The firm’s London-based founder, Adrian Lee, addressed a roundtable in Sydney last week, in which he put the case for active management of currency, rather than passive hedging, and the case for currency specialists rather than leaving it to global equities managers.

Adrian Lee & Partners is a quant research shop which employs a discretionary judgment overlay. It was formed in 1999 after Adrian Lee had spent 10 years at JP Morgan managing currencies.

“Our performance comes from our research methodology,” he said. “We’re advocating that Australian clients go deeper into their active forward hedge.”

Illustrating the different results for various currency strategies between 1994 and 2012, Lee said: “The size of the active management (return) shows that it is not the icing on the cake; it is the cake.”

Lee said that academic evidence supported the proposition that a range of factors could be shown to consistently produce excess returns.

“The conditions for efficiency do not exist,” he said. Those conditions, for equities and other markets, were: numerous buyers and sellers; common information; common objectives; and absence of barriers to entry.

“Certain managers can show evidence of significant information ratios.”

Lee said currencies were driven by different fundamentals than equities or bonds and should be managed separately.

“Currency is severely under-managed by most international equities managers.”

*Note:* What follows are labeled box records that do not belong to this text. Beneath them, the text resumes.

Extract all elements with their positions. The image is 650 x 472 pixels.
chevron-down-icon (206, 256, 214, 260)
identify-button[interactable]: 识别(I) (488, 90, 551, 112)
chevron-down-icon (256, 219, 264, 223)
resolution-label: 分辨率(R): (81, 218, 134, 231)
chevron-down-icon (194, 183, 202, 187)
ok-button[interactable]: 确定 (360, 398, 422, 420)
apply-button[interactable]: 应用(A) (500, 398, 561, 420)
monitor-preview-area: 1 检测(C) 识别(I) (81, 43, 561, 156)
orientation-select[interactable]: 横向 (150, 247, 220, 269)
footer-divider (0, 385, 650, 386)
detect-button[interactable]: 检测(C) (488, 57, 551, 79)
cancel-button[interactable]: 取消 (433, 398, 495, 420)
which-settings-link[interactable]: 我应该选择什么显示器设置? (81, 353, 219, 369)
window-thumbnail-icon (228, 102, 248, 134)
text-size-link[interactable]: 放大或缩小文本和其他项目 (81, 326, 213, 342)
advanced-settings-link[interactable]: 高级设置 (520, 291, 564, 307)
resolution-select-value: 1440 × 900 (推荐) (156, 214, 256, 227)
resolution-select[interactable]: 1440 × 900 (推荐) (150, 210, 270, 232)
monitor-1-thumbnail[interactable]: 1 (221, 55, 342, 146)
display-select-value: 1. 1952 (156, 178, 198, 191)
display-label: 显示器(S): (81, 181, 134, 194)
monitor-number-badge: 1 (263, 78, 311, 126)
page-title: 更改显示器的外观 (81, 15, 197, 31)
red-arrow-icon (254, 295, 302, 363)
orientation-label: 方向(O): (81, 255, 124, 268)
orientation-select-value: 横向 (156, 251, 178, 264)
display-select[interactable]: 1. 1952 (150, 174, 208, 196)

Philip Lawson, head of portfolio management for Adrian Lee & Partners, also based in London, said the firm believed that the sharp plunge in the A$ from late May was an “over-reaction” by the market.

The firm’s six-month forecast for the A$, as of May 17, was for a very slight appreciation to touch parity with the US$.

Generally speaking, he was bullish on the US and bearish on the Eurozone. He thought China’s re-balancing (slower growth) would prevent robust emerging markets growth. But global inflation would remain subdued due to weak cost-push and demand-pull factors.